Data Mining: Concepts and Techniques, Third Edition (The Morgan Kaufmann Series in Data Management Systems)
Data mining (also known as knowledge discovery and data mining (KDD), knowledge discovery in data, and knowledge discovery in databases), refers to sorting through data to identify patterns and relationships in large relational databases in order to extract and utilize data. Data mining allows data to be extracted and transformed, stored in a data base, accessed, and analyzed by software programs. Additionally, the data retrieved can be presented in various forms, such as in graphs or tables. The types of relationships that are commonly found in data mining include classes, clusters, associations, and sequential patterns.
Data mining focuses on producing a solution that generates useful forecasting through a four-phase process:
- problem identification
- exploration of the data
- pattern discovery
- knowledge deployment, or application of knowledge to new data to forecast or generate predictions.
Problem identification
- Initial phase of data mining
- the problem must be defined, and everyone involve must understand the objectives and requirements of the data mining process they are initiating
Exploration of the data
- begins with exploring and preparing the data for the data mining process
- might include data access, cleansing, sampling, and transformation
- a technique that can be used for data reduction is clustering.
- Clustering groups of statistical units into clusters (classes) in order to reduce the overall number of statistical units.
- A cluster is comprised of elements that are similar to each other and dissimilar to other clusters, so clustering is essential a method of grouping.
- To determine why the groups are different, then a different data reduction technique, factor analysis, must be used.
- a technique that can be used for data reduction is clustering.

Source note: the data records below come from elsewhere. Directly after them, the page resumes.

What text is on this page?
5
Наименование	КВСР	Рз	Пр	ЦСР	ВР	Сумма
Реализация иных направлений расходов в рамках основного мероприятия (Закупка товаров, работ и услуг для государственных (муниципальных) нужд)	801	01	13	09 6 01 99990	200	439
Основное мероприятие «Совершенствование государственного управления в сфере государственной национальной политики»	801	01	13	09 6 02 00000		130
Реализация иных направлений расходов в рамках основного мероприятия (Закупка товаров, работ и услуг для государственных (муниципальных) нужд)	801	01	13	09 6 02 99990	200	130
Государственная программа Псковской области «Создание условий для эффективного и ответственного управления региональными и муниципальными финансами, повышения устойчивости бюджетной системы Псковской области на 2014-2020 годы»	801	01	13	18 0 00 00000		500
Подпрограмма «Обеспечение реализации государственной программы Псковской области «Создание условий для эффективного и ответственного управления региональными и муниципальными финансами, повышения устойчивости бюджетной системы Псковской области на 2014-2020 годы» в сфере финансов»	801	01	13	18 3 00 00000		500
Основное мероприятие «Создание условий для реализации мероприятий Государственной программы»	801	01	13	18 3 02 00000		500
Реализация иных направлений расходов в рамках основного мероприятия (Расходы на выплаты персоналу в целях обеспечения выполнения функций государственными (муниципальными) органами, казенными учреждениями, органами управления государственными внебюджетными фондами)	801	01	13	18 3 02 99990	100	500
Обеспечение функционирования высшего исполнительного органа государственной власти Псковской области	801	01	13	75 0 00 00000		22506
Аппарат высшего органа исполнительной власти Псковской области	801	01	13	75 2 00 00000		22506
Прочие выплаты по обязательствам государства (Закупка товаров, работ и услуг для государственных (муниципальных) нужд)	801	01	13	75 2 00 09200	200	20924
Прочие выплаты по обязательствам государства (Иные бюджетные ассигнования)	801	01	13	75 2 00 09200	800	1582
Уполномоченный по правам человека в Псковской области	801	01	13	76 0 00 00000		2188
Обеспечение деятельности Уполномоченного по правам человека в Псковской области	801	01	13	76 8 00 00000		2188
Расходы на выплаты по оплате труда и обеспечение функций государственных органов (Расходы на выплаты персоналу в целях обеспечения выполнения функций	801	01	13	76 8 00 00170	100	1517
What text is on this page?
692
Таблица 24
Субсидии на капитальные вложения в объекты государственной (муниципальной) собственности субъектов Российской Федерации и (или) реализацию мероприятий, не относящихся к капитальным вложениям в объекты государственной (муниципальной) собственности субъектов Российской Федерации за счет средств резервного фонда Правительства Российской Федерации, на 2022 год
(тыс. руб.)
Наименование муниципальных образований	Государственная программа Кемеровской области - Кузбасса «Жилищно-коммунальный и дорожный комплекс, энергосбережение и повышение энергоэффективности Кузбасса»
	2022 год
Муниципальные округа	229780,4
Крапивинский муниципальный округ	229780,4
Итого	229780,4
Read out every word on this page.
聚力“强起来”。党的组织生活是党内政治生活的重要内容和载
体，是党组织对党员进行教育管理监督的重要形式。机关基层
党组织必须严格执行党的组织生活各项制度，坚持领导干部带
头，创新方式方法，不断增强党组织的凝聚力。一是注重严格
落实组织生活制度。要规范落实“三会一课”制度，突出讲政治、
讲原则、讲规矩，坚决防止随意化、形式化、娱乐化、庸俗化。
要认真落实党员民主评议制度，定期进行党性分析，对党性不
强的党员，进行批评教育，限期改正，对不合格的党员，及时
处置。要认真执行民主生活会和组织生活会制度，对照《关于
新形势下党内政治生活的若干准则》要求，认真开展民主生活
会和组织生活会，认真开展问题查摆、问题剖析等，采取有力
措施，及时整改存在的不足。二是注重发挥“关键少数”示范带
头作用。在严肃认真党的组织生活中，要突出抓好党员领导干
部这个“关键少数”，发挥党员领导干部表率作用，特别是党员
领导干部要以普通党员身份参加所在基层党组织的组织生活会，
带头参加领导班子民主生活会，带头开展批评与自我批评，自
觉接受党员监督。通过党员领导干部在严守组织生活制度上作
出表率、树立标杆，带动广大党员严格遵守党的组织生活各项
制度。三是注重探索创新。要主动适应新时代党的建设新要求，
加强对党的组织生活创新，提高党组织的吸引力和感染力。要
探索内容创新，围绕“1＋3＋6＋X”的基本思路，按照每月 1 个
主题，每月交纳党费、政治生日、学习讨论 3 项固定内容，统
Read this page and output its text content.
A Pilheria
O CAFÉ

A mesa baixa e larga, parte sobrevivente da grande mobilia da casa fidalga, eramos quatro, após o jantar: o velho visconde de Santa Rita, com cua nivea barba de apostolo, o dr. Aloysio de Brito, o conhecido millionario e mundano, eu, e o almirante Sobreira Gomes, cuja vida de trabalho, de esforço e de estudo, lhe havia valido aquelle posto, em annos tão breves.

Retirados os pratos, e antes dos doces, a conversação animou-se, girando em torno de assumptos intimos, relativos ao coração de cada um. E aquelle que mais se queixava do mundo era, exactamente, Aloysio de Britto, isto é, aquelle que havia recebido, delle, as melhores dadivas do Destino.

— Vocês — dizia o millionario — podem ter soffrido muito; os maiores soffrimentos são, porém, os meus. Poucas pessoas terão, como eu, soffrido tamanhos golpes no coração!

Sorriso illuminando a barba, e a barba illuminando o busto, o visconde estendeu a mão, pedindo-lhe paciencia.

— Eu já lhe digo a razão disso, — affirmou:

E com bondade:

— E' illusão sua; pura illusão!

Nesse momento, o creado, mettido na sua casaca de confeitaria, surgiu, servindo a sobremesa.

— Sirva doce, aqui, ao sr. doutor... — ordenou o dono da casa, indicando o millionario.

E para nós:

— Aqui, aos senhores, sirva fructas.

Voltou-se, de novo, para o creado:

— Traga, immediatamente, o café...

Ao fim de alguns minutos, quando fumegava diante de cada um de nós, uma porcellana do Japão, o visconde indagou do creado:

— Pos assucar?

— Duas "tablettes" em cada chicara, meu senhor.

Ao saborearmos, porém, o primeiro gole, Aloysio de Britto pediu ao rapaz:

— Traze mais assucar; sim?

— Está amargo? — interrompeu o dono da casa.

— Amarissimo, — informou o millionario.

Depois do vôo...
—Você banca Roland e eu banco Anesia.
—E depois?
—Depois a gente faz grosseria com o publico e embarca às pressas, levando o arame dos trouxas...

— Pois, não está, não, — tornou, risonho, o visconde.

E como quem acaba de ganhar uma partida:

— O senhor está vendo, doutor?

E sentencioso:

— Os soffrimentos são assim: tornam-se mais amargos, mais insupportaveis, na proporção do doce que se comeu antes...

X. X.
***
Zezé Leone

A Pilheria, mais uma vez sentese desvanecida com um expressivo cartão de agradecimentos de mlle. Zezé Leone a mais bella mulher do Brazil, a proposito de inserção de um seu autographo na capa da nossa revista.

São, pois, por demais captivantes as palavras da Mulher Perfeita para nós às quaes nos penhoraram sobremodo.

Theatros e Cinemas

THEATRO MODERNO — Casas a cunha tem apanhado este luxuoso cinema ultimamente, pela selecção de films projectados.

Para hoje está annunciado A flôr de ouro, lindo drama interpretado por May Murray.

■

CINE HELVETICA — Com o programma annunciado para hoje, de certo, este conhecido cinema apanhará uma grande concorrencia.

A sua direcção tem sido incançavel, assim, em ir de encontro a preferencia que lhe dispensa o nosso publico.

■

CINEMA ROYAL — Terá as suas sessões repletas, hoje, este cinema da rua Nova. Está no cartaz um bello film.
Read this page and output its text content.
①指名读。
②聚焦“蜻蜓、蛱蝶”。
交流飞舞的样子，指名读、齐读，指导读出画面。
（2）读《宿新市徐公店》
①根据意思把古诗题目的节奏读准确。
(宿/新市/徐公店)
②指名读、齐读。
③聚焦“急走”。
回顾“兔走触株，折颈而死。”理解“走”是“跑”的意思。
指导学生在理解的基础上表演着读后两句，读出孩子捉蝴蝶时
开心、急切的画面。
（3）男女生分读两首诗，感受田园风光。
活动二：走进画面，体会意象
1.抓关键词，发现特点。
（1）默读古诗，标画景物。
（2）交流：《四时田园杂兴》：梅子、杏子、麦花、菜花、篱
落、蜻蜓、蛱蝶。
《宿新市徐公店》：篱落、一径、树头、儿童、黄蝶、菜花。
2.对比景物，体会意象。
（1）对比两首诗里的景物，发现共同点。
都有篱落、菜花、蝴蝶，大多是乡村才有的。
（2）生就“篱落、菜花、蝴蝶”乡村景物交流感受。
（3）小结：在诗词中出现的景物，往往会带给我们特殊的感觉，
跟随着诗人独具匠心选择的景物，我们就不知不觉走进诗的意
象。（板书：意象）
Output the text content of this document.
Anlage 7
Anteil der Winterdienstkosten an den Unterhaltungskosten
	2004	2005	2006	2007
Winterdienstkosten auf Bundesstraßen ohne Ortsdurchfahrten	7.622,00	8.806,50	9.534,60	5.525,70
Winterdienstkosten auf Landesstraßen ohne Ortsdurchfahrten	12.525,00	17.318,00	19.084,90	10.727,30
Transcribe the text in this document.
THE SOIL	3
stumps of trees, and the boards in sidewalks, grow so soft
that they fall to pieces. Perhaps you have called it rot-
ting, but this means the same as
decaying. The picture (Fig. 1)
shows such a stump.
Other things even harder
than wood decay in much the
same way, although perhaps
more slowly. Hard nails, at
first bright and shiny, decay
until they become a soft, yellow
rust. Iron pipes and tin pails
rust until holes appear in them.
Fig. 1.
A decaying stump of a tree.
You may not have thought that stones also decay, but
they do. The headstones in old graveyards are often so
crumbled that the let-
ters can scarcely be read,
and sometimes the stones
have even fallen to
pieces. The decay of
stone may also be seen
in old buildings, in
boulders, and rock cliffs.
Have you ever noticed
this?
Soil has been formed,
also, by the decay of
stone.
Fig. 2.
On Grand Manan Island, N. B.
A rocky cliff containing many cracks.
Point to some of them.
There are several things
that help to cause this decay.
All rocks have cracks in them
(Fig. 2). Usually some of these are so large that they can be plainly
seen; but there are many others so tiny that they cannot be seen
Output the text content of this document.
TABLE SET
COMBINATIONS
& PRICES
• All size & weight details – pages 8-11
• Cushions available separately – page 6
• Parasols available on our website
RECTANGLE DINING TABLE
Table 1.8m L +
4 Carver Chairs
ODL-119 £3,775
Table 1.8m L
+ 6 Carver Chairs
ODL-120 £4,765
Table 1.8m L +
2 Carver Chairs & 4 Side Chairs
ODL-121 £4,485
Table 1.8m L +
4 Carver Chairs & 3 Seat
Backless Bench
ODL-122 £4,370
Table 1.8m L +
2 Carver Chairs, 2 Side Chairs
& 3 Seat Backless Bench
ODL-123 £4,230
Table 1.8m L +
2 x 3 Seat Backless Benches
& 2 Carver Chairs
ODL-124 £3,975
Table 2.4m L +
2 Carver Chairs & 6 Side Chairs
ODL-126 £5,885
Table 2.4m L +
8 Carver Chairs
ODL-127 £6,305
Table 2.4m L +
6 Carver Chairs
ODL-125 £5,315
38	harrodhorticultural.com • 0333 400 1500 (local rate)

- the goal is to identify the relevant or important variables and determine their nature
Pattern discovery
- model building/ pattern identification
- a complex phase of data mining
- different models are applied to the same data to choose the best model for the data set being analyzed
- model chosen should be identify the patterns in the data that will support the best predictions.
- model must be tested, evaluated, and interpreted
- this phase ends with a highly predictive, consistent patterns-identifying model
Knowledge deployment/ Application of knowledge
- takes the pattern and model identified in the pattern discovery phase and applies them to new data to test whether they can achieve the desired outcome.